Will this force the insurance industry to do the heretofore
impossible and engage the unicorn? Nobody is making any wild
predictions yet, but key industry players certainly are making
noises about cooperation. In the past, reform
efforts—especially those that would have usurped state
regulation in favor of federal oversight—were stopped by
industry groups that “just said no.”
This time, however, there is a sense that obstructionism may
come at considerable peril because the regulatory reform train
is stoked up and ready to move down the track. If you
don’t get on board, you may just be left behind.
“We’ve had conversations, direct conversations,
with all of the major leaders in the House and the Senate and
also had some conversations with the current and incoming
Treasury team, and they have all indicated there is going to be
sweeping financial restructuring,” says Robert Gordon,
who spent 16 years as a top staff member of the House Financial
Services Committee before joining the Property Casualty
Insurers Association of America as senior vice president for
policy development and research.
“Many of those individuals told us very definitely
that insurance will be included. It won’t be optional
anything.”
“I think this is going to be the year,” agrees
Peter Lefkin, senior vice president of government and external
affairs for Allianz of North America. “I believe some
form of federal oversight and regulation of the insurance
industry is going to occur in 2009.”
Joel Wood, senior vice president for The Council of
Insurance Agents & Brokers, expects that at a minimum there
will be “an overlay of systemic risk regulation at the
federal level for holding companies.”
“I think we may be past this federal-versus-state
issue.
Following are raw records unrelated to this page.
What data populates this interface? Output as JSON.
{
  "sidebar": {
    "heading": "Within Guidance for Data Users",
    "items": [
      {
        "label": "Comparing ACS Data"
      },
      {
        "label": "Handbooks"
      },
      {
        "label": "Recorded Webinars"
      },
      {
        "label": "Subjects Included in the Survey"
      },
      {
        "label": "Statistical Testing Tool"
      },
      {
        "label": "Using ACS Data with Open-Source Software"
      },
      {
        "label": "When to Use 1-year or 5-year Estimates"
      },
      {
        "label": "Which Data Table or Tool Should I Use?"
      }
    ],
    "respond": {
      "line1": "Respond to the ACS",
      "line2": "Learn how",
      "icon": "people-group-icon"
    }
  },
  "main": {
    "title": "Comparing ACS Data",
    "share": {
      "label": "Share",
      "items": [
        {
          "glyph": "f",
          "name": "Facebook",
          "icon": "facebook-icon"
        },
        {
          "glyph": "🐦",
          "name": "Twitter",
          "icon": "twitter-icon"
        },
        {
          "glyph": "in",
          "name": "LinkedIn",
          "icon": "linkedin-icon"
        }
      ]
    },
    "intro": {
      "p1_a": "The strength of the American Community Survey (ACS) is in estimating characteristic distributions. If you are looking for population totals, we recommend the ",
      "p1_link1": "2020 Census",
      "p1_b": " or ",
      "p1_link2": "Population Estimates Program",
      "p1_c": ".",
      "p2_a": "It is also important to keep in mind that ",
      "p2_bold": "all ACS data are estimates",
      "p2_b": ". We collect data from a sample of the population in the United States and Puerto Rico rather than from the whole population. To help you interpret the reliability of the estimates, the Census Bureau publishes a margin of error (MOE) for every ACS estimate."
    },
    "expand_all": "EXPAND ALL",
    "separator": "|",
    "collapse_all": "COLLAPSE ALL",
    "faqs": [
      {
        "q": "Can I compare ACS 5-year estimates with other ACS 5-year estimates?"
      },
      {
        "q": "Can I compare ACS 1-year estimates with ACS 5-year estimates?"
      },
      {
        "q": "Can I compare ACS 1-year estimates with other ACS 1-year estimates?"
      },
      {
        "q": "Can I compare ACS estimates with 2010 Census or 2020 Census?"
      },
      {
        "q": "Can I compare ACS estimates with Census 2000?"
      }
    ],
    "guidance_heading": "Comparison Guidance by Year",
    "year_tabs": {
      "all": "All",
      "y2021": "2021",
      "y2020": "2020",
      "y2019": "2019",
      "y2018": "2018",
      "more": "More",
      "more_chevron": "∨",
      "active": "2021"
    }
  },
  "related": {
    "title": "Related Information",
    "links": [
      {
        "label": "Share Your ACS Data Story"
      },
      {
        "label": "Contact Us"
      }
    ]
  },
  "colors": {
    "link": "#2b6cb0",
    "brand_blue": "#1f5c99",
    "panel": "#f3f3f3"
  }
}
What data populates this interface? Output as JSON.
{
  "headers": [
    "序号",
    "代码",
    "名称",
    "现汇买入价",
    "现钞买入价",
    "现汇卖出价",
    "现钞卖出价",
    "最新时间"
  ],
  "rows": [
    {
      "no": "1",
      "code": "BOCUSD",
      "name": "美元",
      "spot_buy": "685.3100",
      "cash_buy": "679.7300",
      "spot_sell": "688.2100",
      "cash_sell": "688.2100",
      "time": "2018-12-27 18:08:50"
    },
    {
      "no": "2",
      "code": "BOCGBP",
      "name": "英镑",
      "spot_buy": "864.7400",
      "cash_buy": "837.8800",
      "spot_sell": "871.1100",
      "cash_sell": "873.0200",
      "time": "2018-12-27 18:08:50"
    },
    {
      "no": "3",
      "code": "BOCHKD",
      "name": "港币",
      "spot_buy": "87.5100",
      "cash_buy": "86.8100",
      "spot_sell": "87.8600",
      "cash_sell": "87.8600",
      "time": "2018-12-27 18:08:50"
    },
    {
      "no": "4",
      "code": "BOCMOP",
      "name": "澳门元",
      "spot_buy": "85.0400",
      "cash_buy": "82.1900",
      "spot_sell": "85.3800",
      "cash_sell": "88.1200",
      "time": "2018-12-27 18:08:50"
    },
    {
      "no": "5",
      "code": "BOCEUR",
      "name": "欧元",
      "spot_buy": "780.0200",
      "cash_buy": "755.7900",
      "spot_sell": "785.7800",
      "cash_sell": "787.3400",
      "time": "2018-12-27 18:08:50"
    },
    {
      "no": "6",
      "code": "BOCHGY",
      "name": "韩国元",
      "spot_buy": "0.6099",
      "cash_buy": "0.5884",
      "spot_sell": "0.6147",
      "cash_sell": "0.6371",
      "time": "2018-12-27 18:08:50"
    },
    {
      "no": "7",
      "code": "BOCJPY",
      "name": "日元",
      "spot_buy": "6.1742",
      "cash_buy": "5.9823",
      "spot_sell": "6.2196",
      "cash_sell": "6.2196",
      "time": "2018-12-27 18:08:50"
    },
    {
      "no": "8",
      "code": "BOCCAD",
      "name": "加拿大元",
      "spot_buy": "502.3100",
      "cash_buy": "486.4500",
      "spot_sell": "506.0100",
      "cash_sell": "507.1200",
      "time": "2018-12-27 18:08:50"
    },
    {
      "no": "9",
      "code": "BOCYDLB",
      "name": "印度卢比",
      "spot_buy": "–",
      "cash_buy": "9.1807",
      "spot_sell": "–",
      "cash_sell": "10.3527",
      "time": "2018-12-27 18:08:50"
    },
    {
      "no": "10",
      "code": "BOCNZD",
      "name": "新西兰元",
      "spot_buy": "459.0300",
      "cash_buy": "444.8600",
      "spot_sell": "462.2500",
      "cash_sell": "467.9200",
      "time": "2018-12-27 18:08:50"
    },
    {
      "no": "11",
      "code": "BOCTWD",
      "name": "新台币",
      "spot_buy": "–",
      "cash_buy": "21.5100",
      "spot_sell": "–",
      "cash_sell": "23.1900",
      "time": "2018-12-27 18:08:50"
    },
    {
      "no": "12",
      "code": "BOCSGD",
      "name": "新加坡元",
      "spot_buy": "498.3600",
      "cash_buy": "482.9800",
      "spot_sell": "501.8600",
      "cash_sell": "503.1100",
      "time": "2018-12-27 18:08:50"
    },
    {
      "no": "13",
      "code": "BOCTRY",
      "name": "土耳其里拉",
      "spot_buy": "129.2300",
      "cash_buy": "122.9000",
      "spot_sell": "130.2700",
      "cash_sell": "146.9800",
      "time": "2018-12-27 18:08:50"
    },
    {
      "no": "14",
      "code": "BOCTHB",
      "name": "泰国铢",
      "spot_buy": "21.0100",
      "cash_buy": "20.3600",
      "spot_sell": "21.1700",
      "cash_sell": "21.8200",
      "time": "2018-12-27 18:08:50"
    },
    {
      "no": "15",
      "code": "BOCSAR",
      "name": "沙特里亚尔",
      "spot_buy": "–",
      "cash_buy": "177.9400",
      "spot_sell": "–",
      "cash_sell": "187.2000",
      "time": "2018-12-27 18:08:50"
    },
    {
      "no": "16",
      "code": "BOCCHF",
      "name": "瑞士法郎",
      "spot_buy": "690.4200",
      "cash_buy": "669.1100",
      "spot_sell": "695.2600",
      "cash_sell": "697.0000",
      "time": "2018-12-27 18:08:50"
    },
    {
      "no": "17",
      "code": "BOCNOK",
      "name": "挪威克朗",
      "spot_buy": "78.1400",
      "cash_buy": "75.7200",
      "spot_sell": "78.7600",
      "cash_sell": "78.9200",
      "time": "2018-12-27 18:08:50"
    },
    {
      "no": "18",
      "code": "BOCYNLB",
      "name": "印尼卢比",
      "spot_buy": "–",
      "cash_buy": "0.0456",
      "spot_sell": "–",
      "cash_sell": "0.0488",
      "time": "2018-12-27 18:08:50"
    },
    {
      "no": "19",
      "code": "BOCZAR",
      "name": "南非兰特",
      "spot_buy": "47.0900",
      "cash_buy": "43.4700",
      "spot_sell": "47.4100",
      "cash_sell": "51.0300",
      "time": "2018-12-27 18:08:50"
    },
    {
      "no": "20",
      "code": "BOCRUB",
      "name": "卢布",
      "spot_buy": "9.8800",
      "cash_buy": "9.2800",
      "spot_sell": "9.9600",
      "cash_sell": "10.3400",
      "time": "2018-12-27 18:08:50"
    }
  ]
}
Once it becomes clear that there is going to be a degree
of federal insurance regulation, most in the industry will have
to decide what we can live with and what we cannot,” Wood
says. “I am less concerned about this being a battle
royal within the industry itself, but it is combustible. This
is a very anxious environment, and anybody who says they know
what is going to happen is blowing smoke.”
Federal regulatory oversight for holding companies would
affect many of the major insurance companies.